Curled up cross-legged on a sofa in her sunlit living room, Bernfield is a combination of New-York-street-smart-meets-self-help-therapist-meets-1960s-flower-child.
Though she’s still a practicing therapist, she only meets with clients over the phone now. These days, her focus is on “The Lynne Show,” the Internet radio show she hosts every Tuesday on Radio Ear Network, a global radio station that broadcasts podcasts online.
Just like in her private practice, Bernfield likes to pick the brains of artists and entertainers.
Over the past three years, she’s interviewed actors (Dick Smothers and Carolyn Michel), high-profile music attorneys (The Rolling Stones’ Allen Arrow), jazz musicians (Lillette Jenkins-Wisner, Dick Hyman and John Lamb), artists (Gale Fulton Ross), novelists (Terry Griffin and Stuart Kaminsky) and the artistic directors of almost every performing-arts organization in town (Michael Donald Edwards, Iain Webb and Nate Jacobs).
“They all say the same thing,” Bernfield says. “That their careers happened to them. That it was something they could not help. You find when you interview people who make their living from their art, they are exactly who they are, if that makes sense.”

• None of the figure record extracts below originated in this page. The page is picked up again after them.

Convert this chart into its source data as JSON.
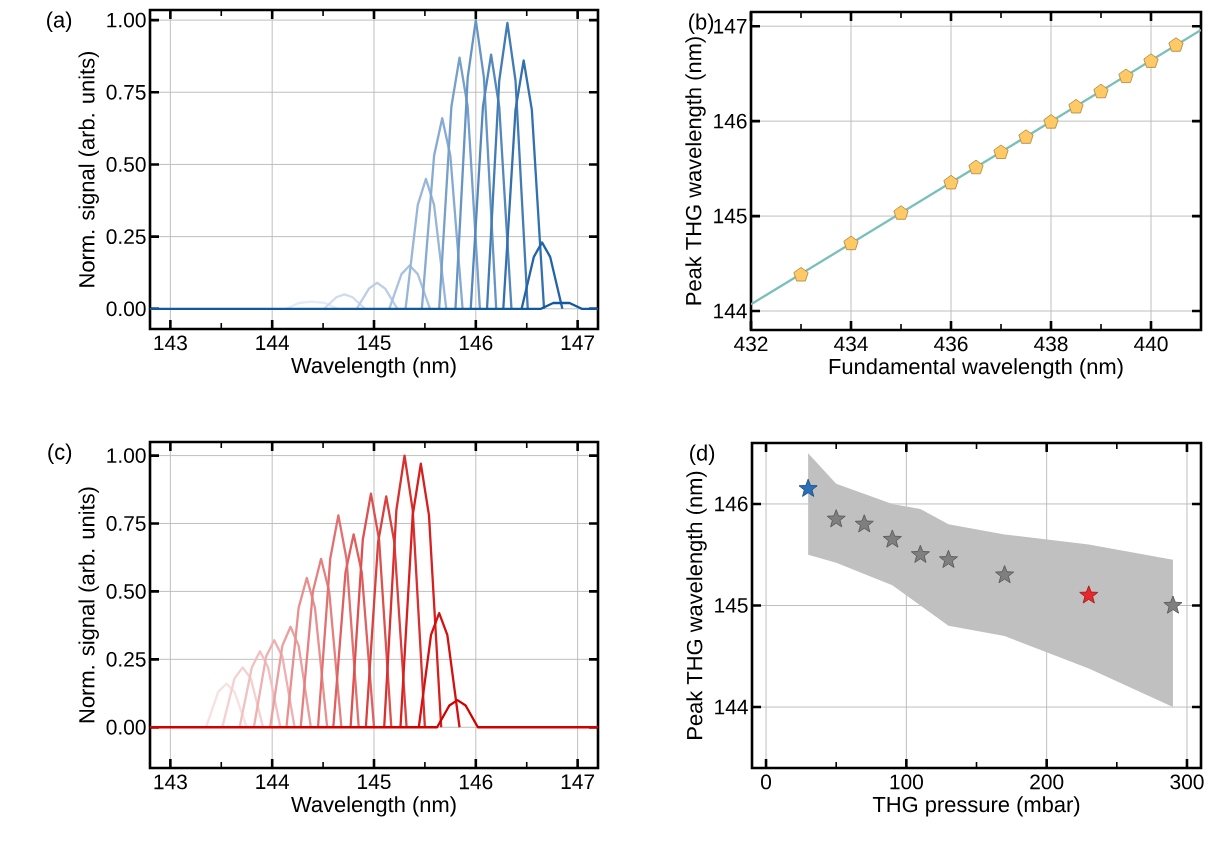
{
  "chart_data": [
    {
      "type": "line",
      "title": "(a)",
      "xlabel": "Wavelength (nm)",
      "ylabel": "Norm. signal (arb. units)",
      "xlim": [
        142.8,
        147.2
      ],
      "ylim": [
        -0.07,
        1.035
      ],
      "xticks": [
        143,
        {
          "value": 143.5,
          "label": null
        },
        144,
        {
          "value": 144.5,
          "label": null
        },
        145,
        {
          "value": 145.5,
          "label": null
        },
        146,
        {
          "value": 146.5,
          "label": null
        },
        147
      ],
      "yticks": [
        {
          "value": 0,
          "label": "0.00"
        },
        {
          "value": 0.25,
          "label": "0.25"
        },
        {
          "value": 0.5,
          "label": "0.50"
        },
        {
          "value": 0.75,
          "label": "0.75"
        },
        {
          "value": 1,
          "label": "1.00"
        }
      ],
      "grid": true,
      "series": [
        {
          "color": "#e3ebf6",
          "x": [
            144.14,
            144.26,
            144.39,
            144.52,
            144.64
          ],
          "values": [
            0,
            0.02,
            0.025,
            0.02,
            0
          ]
        },
        {
          "color": "#cfdcee",
          "x": [
            144.51,
            144.63,
            144.71,
            144.79,
            144.91
          ],
          "values": [
            0,
            0.04,
            0.05,
            0.04,
            0
          ]
        },
        {
          "color": "#bccfe7",
          "x": [
            144.83,
            144.95,
            145.03,
            145.11,
            145.23
          ],
          "values": [
            0,
            0.07,
            0.09,
            0.07,
            0
          ]
        },
        {
          "color": "#a9c2df",
          "x": [
            145.15,
            145.27,
            145.35,
            145.43,
            145.55
          ],
          "values": [
            0,
            0.12,
            0.15,
            0.12,
            0
          ]
        },
        {
          "color": "#97b6d8",
          "x": [
            145.31,
            145.43,
            145.51,
            145.59,
            145.71
          ],
          "values": [
            0,
            0.36,
            0.45,
            0.36,
            0
          ]
        },
        {
          "color": "#86aad1",
          "x": [
            145.47,
            145.59,
            145.67,
            145.75,
            145.87
          ],
          "values": [
            0,
            0.53,
            0.66,
            0.53,
            0
          ]
        },
        {
          "color": "#769fca",
          "x": [
            145.64,
            145.76,
            145.84,
            145.92,
            146.04
          ],
          "values": [
            0,
            0.7,
            0.87,
            0.7,
            0
          ]
        },
        {
          "color": "#6694c3",
          "x": [
            145.8,
            145.92,
            146.0,
            146.08,
            146.2
          ],
          "values": [
            0,
            0.8,
            1.0,
            0.8,
            0
          ]
        },
        {
          "color": "#5488bc",
          "x": [
            145.95,
            146.07,
            146.15,
            146.23,
            146.35
          ],
          "values": [
            0,
            0.7,
            0.88,
            0.7,
            0
          ]
        },
        {
          "color": "#437cb5",
          "x": [
            146.11,
            146.23,
            146.31,
            146.39,
            146.51
          ],
          "values": [
            0,
            0.79,
            0.99,
            0.79,
            0
          ]
        },
        {
          "color": "#3370ae",
          "x": [
            146.27,
            146.39,
            146.47,
            146.55,
            146.67
          ],
          "values": [
            0,
            0.69,
            0.86,
            0.69,
            0
          ]
        },
        {
          "color": "#2264a7",
          "x": [
            146.45,
            146.57,
            146.65,
            146.73,
            146.85
          ],
          "values": [
            0,
            0.18,
            0.23,
            0.18,
            0
          ]
        },
        {
          "color": "#1158a0",
          "x": [
            142.8,
            146.64,
            146.76,
            146.84,
            146.92,
            147.04,
            147.2
          ],
          "values": [
            0,
            0,
            0.02,
            0.02,
            0.02,
            0,
            0
          ]
        }
      ]
    },
    {
      "type": "scatter",
      "title": "(b)",
      "xlabel": "Fundamental wavelength (nm)",
      "ylabel": "Peak THG wavelength (nm)",
      "xlim": [
        432,
        441
      ],
      "ylim": [
        143.8,
        147.15
      ],
      "xticks": [
        432,
        {
          "value": 433,
          "label": null
        },
        434,
        {
          "value": 435,
          "label": null
        },
        436,
        {
          "value": 437,
          "label": null
        },
        438,
        {
          "value": 439,
          "label": null
        },
        440
      ],
      "yticks": [
        144,
        145,
        146,
        147
      ],
      "grid": true,
      "series": [
        {
          "type": "line",
          "color": "#79bfbb",
          "x": [
            432,
            441
          ],
          "values": [
            144.07,
            146.96
          ]
        },
        {
          "type": "scatter",
          "color": "#ffc966",
          "x": [
            433,
            434,
            435,
            436,
            436.5,
            437,
            437.5,
            438,
            438.5,
            439,
            439.5,
            440,
            440.5
          ],
          "values": [
            144.38,
            144.71,
            145.03,
            145.35,
            145.51,
            145.67,
            145.83,
            145.99,
            146.15,
            146.31,
            146.47,
            146.63,
            146.8
          ]
        }
      ]
    },
    {
      "type": "line",
      "title": "(c)",
      "xlabel": "Wavelength (nm)",
      "ylabel": "Norm. signal (arb. units)",
      "xlim": [
        142.8,
        147.2
      ],
      "ylim": [
        -0.15,
        1.05
      ],
      "xticks": [
        143,
        {
          "value": 143.5,
          "label": null
        },
        144,
        {
          "value": 144.5,
          "label": null
        },
        145,
        {
          "value": 145.5,
          "label": null
        },
        146,
        {
          "value": 146.5,
          "label": null
        },
        147
      ],
      "yticks": [
        {
          "value": 0,
          "label": "0.00"
        },
        {
          "value": 0.25,
          "label": "0.25"
        },
        {
          "value": 0.5,
          "label": "0.50"
        },
        {
          "value": 0.75,
          "label": "0.75"
        },
        {
          "value": 1,
          "label": "1.00"
        }
      ],
      "grid": true,
      "series": [
        {
          "color": "#f7e1e1",
          "x": [
            143.35,
            143.47,
            143.55,
            143.63,
            143.75
          ],
          "values": [
            0,
            0.13,
            0.16,
            0.13,
            0
          ]
        },
        {
          "color": "#f4d0d0",
          "x": [
            143.51,
            143.63,
            143.71,
            143.79,
            143.91
          ],
          "values": [
            0,
            0.18,
            0.22,
            0.18,
            0
          ]
        },
        {
          "color": "#f1c0c0",
          "x": [
            143.68,
            143.8,
            143.88,
            143.96,
            144.08
          ],
          "values": [
            0,
            0.22,
            0.28,
            0.22,
            0
          ]
        },
        {
          "color": "#eeb0b0",
          "x": [
            143.82,
            143.94,
            144.02,
            144.1,
            144.22
          ],
          "values": [
            0,
            0.26,
            0.32,
            0.26,
            0
          ]
        },
        {
          "color": "#eba0a0",
          "x": [
            143.98,
            144.1,
            144.18,
            144.26,
            144.38
          ],
          "values": [
            0,
            0.3,
            0.37,
            0.3,
            0
          ]
        },
        {
          "color": "#e89090",
          "x": [
            144.14,
            144.26,
            144.34,
            144.42,
            144.54
          ],
          "values": [
            0,
            0.44,
            0.55,
            0.44,
            0
          ]
        },
        {
          "color": "#e58080",
          "x": [
            144.28,
            144.4,
            144.48,
            144.56,
            144.68
          ],
          "values": [
            0,
            0.5,
            0.62,
            0.5,
            0
          ]
        },
        {
          "color": "#e27070",
          "x": [
            144.45,
            144.57,
            144.65,
            144.73,
            144.85
          ],
          "values": [
            0,
            0.62,
            0.78,
            0.62,
            0
          ]
        },
        {
          "color": "#df6060",
          "x": [
            144.6,
            144.72,
            144.8,
            144.88,
            145.0
          ],
          "values": [
            0,
            0.57,
            0.71,
            0.57,
            0
          ]
        },
        {
          "color": "#dc5050",
          "x": [
            144.77,
            144.89,
            144.97,
            145.05,
            145.17
          ],
          "values": [
            0,
            0.69,
            0.86,
            0.69,
            0
          ]
        },
        {
          "color": "#d94040",
          "x": [
            144.92,
            145.04,
            145.12,
            145.2,
            145.32
          ],
          "values": [
            0,
            0.68,
            0.85,
            0.68,
            0
          ]
        },
        {
          "color": "#d83030",
          "x": [
            145.1,
            145.22,
            145.3,
            145.38,
            145.5
          ],
          "values": [
            0,
            0.8,
            1.0,
            0.8,
            0
          ]
        },
        {
          "color": "#d62020",
          "x": [
            145.26,
            145.38,
            145.46,
            145.54,
            145.66
          ],
          "values": [
            0,
            0.78,
            0.97,
            0.78,
            0
          ]
        },
        {
          "color": "#d51010",
          "x": [
            145.44,
            145.56,
            145.64,
            145.72,
            145.84
          ],
          "values": [
            0,
            0.34,
            0.42,
            0.34,
            0
          ]
        },
        {
          "color": "#d40000",
          "x": [
            142.8,
            145.62,
            145.74,
            145.82,
            145.9,
            146.02,
            147.2
          ],
          "values": [
            0,
            0,
            0.08,
            0.1,
            0.08,
            0,
            0
          ]
        }
      ]
    },
    {
      "type": "scatter",
      "title": "(d)",
      "xlabel": "THG pressure (mbar)",
      "ylabel": "Peak THG wavelength (nm)",
      "xlim": [
        -10,
        310
      ],
      "ylim": [
        143.4,
        146.6
      ],
      "xticks": [
        0,
        {
          "value": 50,
          "label": null
        },
        100,
        {
          "value": 150,
          "label": null
        },
        200,
        {
          "value": 250,
          "label": null
        },
        300
      ],
      "yticks": [
        144,
        145,
        146
      ],
      "grid": true,
      "series": [
        {
          "type": "scatter",
          "color": "#c0c0c0",
          "marker": "star",
          "x": [
            30,
            50,
            70,
            90,
            110,
            130,
            170,
            230,
            290
          ],
          "values": [
            146.15,
            145.85,
            145.8,
            145.65,
            145.5,
            145.45,
            145.3,
            145.1,
            145.0
          ],
          "colors": [
            "#2a6fb8",
            "#7f7f7f",
            "#7f7f7f",
            "#7f7f7f",
            "#7f7f7f",
            "#7f7f7f",
            "#7f7f7f",
            "#e8282a",
            "#7f7f7f"
          ],
          "upper": [
            146.5,
            146.2,
            146.1,
            146.0,
            145.95,
            145.8,
            145.7,
            145.6,
            145.45
          ],
          "lower": [
            145.5,
            145.42,
            145.31,
            145.2,
            145.0,
            144.8,
            144.7,
            144.38,
            144.0
          ]
        }
      ]
    }
  ]
}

She pauses to find the right psychotherapeutic term for it, draws a blank and recalls something a children’s cartoon composer once told her — that his life was magical and spiritual.
“For most people, their work is what they do,” Bernfield says. “For writers and artists, their work is who they are.”
A few minutes later, the word comes to her: congruence, which means to be in harmony.
“Most of the people I interview didn’t intend to do what they’re doing,” Bernfield says, unconsciously echoing her own life story. “It’s as though their careers just happened to them.”